When I first told Mister my father worked in England, Mister asked me what city and I said, “Why, of course London.” Like I was offended by him asking, like my Pops wouldn’t be working just anyplace. I told him my Pops was a construction supervisor and had supervised the building of that big Ferris wheel, the one on the Thames. Mister’s eyes nearly flew out. “Why, your Pops is really someone,” he said, and then I was, like, offended again: “You think?”

Mister said I should write Pops a letter. I said, “That’s okay, Mister. Pops must have other children now, his own missis.” “And that doesn’t make you sad?” Mister said, and I said, “No, it’s all good.” But on the inside I was, like, You think?
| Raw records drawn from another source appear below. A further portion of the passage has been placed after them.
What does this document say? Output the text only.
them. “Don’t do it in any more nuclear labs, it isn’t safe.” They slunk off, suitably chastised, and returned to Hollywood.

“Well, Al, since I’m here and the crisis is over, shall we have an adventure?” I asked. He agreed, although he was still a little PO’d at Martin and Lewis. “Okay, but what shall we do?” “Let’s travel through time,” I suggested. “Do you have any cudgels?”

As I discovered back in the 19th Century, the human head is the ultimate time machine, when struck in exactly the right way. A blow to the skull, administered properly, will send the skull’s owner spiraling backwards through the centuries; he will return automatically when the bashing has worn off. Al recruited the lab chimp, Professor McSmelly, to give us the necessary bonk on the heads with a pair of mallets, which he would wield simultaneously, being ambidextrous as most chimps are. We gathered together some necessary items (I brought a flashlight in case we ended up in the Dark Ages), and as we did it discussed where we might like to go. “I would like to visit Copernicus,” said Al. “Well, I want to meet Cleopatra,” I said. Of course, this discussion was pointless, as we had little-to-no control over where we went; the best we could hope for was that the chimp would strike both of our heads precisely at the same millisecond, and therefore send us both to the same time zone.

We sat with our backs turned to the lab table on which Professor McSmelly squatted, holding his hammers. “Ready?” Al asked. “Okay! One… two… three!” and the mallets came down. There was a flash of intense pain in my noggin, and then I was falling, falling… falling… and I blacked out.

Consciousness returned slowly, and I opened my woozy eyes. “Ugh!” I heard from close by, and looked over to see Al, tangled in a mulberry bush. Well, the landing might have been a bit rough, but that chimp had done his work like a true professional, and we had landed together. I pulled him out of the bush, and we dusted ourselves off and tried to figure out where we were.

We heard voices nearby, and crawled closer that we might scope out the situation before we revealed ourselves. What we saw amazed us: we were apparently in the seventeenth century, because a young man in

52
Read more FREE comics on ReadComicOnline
I think about my Pops sometimes. And I can’t get that stupid wheel out of my head, now that I lied about it. I see Pops by the wheel with his new kids and his new missis. It’s always dark and the wheel is always lit and spinning. The Thames smells like watermelon. My sister is with me, naturally, and we are hiding by a stand where they sell ham and cheese. Pops picks one kid up on his shoulder and lifts the other, like a demijohn of rakia, and carries them both to a basket on the wheel. His missis laughs, authentic, long-necked, pearl-eared. Dura-bura, Pops says in English, meaning, Now we’re going to have some good times. And then my sister turns to me and says, “God damn it, Maria, why does it have to be like this? This is your daydream. Make it better.” And when she says it, suddenly we are transported to the wheel, a hundred meters above the ground, and we walk across its metal frame, unscrewing one bulb after the other. There is no danger of falling. Gravity does not exist. Only the gravity between us. And the bulbs keep glowing even after we put them in our pockets and our pockets are full with one million stolen, glowing bulbs, burning fireflies so strong, they take us upon their wings. Then we fly, my sister and I, illuminated, hand in hand above the Thames. “Now, that’s a dream,” she says.